ʿAṣabiyya is the natural feeling of loyalty and solidarity that binds members of a group together — whether the group is a tribe, a clan, a religious community, or a ruling dynasty. It is rooted in blood kinship but extends to clients and allies who share the group's interests and identify with its honour. A group with strong ʿaṣabiyya acts as one: its members defend each other unreservedly, share in each other's victories and defeats, and willingly sacrifice personal advantage for collective survival. Ibn Khaldun treats it as a natural social phenomenon, not a moral virtue: it is not good or bad in itself but the precondition of any collective political achievement.

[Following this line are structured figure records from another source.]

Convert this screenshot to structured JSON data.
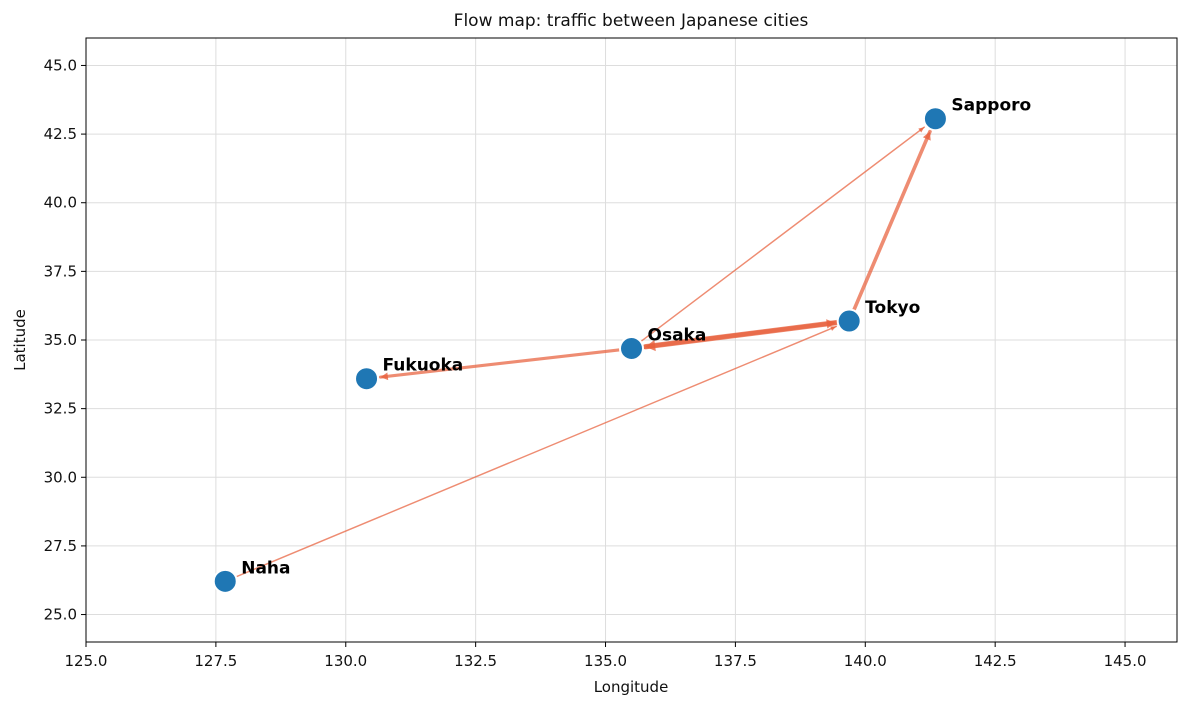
{
  "chart_data": {
    "type": "flow-map",
    "title": "Flow map: traffic between Japanese cities",
    "xlabel": "Longitude",
    "ylabel": "Latitude",
    "xlim": [
      125,
      146
    ],
    "ylim": [
      24,
      46
    ],
    "xticks": [
      "125.0",
      "127.5",
      "130.0",
      "132.5",
      "135.0",
      "137.5",
      "140.0",
      "142.5",
      "145.0"
    ],
    "yticks": [
      "25.0",
      "27.5",
      "30.0",
      "32.5",
      "35.0",
      "37.5",
      "40.0",
      "42.5",
      "45.0"
    ],
    "grid": true,
    "colors": {
      "node": "#1f77b4",
      "flow": "#e8603c"
    },
    "nodes": [
      {
        "name": "Sapporo",
        "lon": 141.35,
        "lat": 43.06
      },
      {
        "name": "Tokyo",
        "lon": 139.69,
        "lat": 35.69
      },
      {
        "name": "Osaka",
        "lon": 135.5,
        "lat": 34.69
      },
      {
        "name": "Fukuoka",
        "lon": 130.4,
        "lat": 33.59
      },
      {
        "name": "Naha",
        "lon": 127.68,
        "lat": 26.21
      }
    ],
    "flows": [
      {
        "from": "Tokyo",
        "to": "Sapporo",
        "weight": 5
      },
      {
        "from": "Tokyo",
        "to": "Osaka",
        "weight": 8
      },
      {
        "from": "Osaka",
        "to": "Tokyo",
        "weight": 6
      },
      {
        "from": "Osaka",
        "to": "Fukuoka",
        "weight": 4
      },
      {
        "from": "Osaka",
        "to": "Sapporo",
        "weight": 1
      },
      {
        "from": "Naha",
        "to": "Tokyo",
        "weight": 1
      }
    ]
  }
}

Political power — the ability to rule, to command obedience, to defend territory — is, for Ibn Khaldun, impossible without ʿaṣabiyya. A ruler who cannot rely on the unconditional loyalty of a cohesive group cannot maintain power against internal rivals or external challengers. The history of dynasties is the history of groups with strong ʿaṣabiyya conquering groups whose solidarity has eroded. Desert and nomadic peoples typically have stronger ʿaṣabiyya than settled city-dwellers, because the harshness of their conditions demands constant cooperation and mutual defence. This is why, across history, the periphery regularly conquers and replaces the exhausted centre.

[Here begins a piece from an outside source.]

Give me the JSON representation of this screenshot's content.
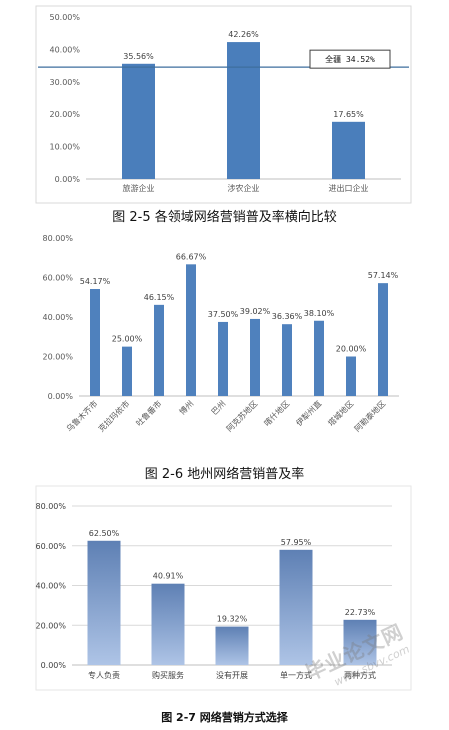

Once a dynasty achieves power, the very conditions of success begin to undermine its ʿaṣabiyya. Urban life, luxury, and the security of settled existence soften the toughness and solidarity that made conquest possible. The ruling group begins to compete internally for privilege; the ruler increasingly relies on paid soldiers and bureaucrats rather than loyal kinsmen; the original spirit of collective loyalty is replaced by individual self-interest. This decay is for Ibn Khaldun a natural and almost inevitable process — dynasties typically last no more than three to four generations before their ʿaṣabiyya has so far declined that they cannot resist a new challenger from the periphery with its solidarity still intact.
ʿAṣabiyya is developed throughout the Muqaddimah but receives its most systematic treatment in the first book. The concept anticipates later sociological ideas of social cohesion (Durkheim's solidarity) and political sociology of elites (Pareto's circulation of elites), though Ibn Khaldun's formulation is richer in empirical specificity.